Dengan demikian, ASWAJA adalah aliran pemahaman keagamaan yang bercita-cita
mengamalkan syari’at Islam secara murni, sesuai yang dikehendaki oleh
Allah.ASWAJA meyakini wahyu bersifat 'gaib' dan disampaikan dalam kegaiban.

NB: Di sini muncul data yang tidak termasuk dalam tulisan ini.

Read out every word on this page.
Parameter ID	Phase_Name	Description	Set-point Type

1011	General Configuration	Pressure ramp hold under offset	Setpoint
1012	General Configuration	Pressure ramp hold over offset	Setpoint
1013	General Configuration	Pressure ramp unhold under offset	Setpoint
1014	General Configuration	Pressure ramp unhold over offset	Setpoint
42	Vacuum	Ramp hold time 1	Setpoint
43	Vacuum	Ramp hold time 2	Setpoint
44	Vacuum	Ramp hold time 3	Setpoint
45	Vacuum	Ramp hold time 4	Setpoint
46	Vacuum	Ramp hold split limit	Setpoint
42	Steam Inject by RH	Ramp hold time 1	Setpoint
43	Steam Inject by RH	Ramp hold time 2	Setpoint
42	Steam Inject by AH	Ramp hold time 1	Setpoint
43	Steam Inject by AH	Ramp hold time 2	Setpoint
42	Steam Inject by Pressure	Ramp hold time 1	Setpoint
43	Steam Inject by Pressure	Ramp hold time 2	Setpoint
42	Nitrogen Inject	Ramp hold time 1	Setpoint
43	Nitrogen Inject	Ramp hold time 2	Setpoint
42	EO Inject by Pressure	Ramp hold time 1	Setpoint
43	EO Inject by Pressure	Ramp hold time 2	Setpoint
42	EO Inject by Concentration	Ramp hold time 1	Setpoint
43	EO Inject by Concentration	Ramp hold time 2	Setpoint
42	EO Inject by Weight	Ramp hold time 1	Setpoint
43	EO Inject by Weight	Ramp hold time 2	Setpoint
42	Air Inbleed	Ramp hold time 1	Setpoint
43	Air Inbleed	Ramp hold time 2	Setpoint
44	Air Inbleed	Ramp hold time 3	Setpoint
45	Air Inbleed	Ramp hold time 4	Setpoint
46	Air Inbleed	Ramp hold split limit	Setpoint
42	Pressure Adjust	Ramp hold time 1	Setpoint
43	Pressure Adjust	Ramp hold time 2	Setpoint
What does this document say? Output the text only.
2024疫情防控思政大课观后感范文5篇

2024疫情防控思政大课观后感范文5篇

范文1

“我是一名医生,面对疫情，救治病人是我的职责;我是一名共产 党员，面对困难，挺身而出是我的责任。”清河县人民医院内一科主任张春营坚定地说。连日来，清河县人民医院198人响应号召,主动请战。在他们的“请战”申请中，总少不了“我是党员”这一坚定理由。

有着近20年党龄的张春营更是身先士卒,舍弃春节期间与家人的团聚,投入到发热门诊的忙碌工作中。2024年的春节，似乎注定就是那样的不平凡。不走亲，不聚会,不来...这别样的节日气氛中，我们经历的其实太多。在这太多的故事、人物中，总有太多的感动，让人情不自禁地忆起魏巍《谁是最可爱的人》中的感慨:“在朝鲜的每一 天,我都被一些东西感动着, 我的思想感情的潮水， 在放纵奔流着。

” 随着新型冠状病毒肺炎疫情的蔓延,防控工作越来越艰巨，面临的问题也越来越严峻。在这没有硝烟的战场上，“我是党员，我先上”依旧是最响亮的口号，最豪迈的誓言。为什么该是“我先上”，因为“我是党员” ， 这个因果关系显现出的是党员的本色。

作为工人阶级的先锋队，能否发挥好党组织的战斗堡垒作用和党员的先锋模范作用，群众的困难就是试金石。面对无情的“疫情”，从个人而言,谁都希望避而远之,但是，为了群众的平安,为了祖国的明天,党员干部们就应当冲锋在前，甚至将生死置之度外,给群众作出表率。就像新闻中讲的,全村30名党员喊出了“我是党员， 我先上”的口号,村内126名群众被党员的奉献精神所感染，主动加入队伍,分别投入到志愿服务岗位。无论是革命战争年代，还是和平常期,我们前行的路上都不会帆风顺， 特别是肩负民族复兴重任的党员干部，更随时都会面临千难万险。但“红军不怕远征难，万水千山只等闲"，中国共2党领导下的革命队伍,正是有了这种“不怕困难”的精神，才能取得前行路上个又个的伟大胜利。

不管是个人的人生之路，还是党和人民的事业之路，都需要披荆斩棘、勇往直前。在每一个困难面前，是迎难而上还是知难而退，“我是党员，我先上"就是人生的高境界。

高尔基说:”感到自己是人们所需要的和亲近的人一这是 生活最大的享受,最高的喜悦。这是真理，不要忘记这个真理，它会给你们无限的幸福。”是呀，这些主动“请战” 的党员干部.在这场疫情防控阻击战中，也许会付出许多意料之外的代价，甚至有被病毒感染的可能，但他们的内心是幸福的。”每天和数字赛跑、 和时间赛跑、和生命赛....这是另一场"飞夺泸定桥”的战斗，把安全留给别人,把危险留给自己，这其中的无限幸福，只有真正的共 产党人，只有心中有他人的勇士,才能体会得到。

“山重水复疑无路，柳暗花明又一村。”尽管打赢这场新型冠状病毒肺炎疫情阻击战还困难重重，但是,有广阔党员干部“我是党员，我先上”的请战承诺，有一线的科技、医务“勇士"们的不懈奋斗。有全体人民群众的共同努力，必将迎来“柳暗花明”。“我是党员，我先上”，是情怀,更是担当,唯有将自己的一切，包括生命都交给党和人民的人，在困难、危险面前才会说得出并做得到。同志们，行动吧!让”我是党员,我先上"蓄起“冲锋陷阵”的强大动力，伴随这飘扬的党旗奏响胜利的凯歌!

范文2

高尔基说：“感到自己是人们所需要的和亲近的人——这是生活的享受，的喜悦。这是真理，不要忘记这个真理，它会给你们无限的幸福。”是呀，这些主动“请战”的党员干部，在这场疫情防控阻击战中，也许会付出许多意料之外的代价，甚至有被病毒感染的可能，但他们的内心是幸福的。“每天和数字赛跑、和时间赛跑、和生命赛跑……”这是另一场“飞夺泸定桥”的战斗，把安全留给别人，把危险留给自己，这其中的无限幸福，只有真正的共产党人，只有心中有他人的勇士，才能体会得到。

Untuk itu tidak ada yang patut mengaku sebagai pengamal syari’at Islam secara
mutlak benar kecuali Rasulullah saw., karena beliaulah yang menerima dan
dituntun wahyu sesuai kehendak Allah.
B. GARIS-GARIS BESAR DOKTRIN ASWAJA
Islam, iman dan ihsan adalah trilogi agama (addîn) yang membentuk
tiga dimensi keagamaan meliputi syarî'ah sebagai realitas hukum, tharîqah
sebagai jembatan menuju haqîqah yang merupakan puncak kebenaran
esensial. Ketiganya adalah sisi tak terpisahkan dari keutuhan risalah yang
dibawa Rasulullah saw. yang menghadirkan kesatuan aspek eksoterisme (lahir) dan
esoterisme (batin). Tiga dimensi agama ini (islam, iman dan ihsan),
masing-masing saling melengkapi satu sama lain. Keislaman seseorang tidak akan
sempurna tanpa mengintegrasikan keimanan dan keihsanan. Ketiganya harus
berjalan seimbang dalam perilaku dan penghayatan keagamaan umat.
- Doktrin Keimanan
Iman adalah pembenaran (tashdîq)
terhadap Allah, Rasul dan segala risalah yang dibawanya dari Allah. Dalam
doktrin keimanan, yang selanjutnya termanifestasi ke dalam bidang tauhid
(teologi/kalam) ini, ASWAJA berpedoman pada akidah islamiyah (ushûluddîn)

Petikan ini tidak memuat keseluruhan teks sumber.